We will only discover how many of the assumptions in the Scottish government’s annual GERS analysis are wide of the mark, if we do become independent and have to match that analysis against future constitutional reality.

For instance, there’s a table attached to the Swinney memo (Table A4) which tries to project Scottish revenues from all the major taxes through to 2016/17. It sees Scottish revenue from income tax, £10.8bn in 2011/12, rising swiftly above £14bn by 2016/17.

That 30 per cent rise in five years is a heroic assumption, given how slow recovery still is and how much austerity is still in the pipeline. There is, of course, another elephant in the room. The SNP leadership is currently minded to negotiate a formal monetary union with the rest of the UK, if independence happens. There’s even a little diagram attached to the leaked memo (Annex B), showing what it thinks Scotland’s macroeconomic framework might look like if such a deal were struck. But while the diagram sets fiscal policy quite separate from the conduct of monetary policy through a central bank (presumably the Bank of England), paragraph 35 of the memo acknowledges that Scotland would be deciding its fiscal stance “while ensuring that it remained in line with any agreements for the monetary union”. Most observers, this one included, expect any formal monetary union to hinge on strict fiscal rules being agreed by both sides.

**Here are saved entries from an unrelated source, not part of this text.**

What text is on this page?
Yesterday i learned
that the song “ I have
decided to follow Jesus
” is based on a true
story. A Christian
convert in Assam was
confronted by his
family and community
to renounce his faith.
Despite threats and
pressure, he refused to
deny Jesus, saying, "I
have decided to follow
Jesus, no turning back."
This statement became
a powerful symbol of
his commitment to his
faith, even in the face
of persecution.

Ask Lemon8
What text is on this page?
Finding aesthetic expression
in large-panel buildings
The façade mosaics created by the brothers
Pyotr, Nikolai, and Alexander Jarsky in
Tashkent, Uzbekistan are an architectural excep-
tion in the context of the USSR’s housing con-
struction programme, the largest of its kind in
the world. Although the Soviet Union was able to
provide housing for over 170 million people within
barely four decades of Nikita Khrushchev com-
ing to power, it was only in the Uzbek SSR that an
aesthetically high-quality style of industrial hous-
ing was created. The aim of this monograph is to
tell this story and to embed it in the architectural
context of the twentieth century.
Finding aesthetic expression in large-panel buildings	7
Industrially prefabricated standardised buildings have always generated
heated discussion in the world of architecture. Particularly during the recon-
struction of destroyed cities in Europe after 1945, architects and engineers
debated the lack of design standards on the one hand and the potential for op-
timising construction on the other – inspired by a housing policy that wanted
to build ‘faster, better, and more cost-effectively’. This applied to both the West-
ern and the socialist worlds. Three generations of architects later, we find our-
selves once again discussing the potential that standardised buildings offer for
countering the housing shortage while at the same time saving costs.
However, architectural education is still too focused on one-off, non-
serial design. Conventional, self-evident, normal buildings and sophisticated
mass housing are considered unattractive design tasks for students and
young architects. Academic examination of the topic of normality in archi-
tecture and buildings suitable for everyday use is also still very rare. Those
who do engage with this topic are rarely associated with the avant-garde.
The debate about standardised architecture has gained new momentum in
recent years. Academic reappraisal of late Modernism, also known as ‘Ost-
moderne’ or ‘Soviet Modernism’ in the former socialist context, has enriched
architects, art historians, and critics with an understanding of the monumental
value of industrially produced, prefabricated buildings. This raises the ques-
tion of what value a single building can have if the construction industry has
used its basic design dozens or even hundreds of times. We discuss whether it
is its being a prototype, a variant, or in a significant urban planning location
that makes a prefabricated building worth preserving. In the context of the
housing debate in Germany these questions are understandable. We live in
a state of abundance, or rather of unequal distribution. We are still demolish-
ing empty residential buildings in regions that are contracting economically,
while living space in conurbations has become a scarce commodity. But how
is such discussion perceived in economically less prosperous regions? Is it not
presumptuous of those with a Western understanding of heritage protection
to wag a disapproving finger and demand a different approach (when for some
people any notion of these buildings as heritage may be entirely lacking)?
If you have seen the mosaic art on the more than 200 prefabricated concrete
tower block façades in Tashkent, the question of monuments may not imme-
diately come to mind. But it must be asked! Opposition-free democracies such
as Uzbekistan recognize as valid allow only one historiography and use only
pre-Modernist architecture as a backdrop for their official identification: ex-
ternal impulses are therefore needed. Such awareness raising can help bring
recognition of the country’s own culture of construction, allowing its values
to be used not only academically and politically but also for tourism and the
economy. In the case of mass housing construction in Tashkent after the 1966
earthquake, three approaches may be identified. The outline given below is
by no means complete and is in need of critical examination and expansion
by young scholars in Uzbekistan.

We started with Dewar and Ramsay, at each other’s throats in the race to reach absolute zero. Now, whether it’s Salmond versus Lamont or Swinney versus Darling, trading much more fallible numbers, projections of things we cannot yet know, in their protracted constitutional joust, one thing is clear. This battle won’t be won on this set of forecasts versus that set of projections. It will be won, to borrow another phrase from the leaked Swinney memo, by whoever delivers the most “compelling narrative”. And, on the evidence of this week, “compelling” doesn’t quite capture either camp’s current pitch.